Given the 49ers' recent run on substandard quarterback play -- Brian Hoyer, C.J. Beathard, Blaine Gabbert and Colin Kaepernick in just the last two seasons -- they weren't going to let Garoppolo get away.
There are concerns that Garoppolo's limited body of work makes such a big contract a dangerous proposition. But Garoppolo, who was the NFL's most efficient quarterback among those attempting fewer than 200 attempts, had long been on the 49ers' radar. Coach Kyle Shanahan had tried to draft Garoppolo in 2014 when he was the Browns offensive coordinator.
"I think people [in the Browns' organization] heard me, but the results weren't there,'' Shanahan said in February 2017. "I think there were a lot of people who liked Garoppolo.
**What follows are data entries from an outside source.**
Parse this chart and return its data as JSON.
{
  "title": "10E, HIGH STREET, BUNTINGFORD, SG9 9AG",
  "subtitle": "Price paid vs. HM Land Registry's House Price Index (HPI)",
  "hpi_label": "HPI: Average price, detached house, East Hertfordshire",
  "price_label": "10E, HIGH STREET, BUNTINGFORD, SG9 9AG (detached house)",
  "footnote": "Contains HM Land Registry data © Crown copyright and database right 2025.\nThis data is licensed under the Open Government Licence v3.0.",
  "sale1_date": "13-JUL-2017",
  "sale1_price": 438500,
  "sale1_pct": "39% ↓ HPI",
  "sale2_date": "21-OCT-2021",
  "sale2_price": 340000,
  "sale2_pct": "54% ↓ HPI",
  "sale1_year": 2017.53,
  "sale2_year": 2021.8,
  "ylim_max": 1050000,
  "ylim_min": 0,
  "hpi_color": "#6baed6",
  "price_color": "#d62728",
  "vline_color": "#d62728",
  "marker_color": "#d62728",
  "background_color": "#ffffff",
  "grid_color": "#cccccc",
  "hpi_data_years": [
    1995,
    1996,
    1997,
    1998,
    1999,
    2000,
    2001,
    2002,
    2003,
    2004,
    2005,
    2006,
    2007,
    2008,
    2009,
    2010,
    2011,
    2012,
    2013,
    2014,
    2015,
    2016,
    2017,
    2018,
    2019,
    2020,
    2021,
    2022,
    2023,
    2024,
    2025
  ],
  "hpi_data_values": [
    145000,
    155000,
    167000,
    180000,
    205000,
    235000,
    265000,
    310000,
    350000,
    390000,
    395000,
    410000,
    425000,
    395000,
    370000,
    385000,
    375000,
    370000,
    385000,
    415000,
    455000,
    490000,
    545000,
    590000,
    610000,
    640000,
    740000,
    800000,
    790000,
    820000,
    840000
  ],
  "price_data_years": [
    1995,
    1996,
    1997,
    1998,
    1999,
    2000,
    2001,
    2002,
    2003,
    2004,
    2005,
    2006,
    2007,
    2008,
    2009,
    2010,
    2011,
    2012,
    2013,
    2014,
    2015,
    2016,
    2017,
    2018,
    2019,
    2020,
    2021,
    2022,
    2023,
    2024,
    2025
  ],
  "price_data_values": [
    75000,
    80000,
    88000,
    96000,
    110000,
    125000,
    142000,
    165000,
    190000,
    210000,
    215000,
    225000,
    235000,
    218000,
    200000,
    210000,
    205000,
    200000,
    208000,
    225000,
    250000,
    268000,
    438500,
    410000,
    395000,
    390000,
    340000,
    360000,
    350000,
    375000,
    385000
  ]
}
There were other quarterbacks we liked, too. We put a board together. We rank every one. Then, the people who make the decisions, you have to wait and see what happens. As a coach, it's like that at a lot of places. You have to deal with what happens."
The Browns instead traded up in the first round to take Johnny Manziel.
Perhaps the biggest surprise isn't that the 49ers have paid Garoppolo so handsomely after just a month's work, but that they had the opportunity to do so at all. Last offseason, there were reports that the Patriots were looking for multiple first-round picks for Garoppolo, who up until that point appeared to be Tom Brady's successor.
That they shipped him to San Francisco for a second-rounder could end up being one of the most lopsided trades in NFL history.
For now, the Pats still have Brady, who at 40 is better than ever. But for the first time in a long time, the 49ers have their franchise quarterback too.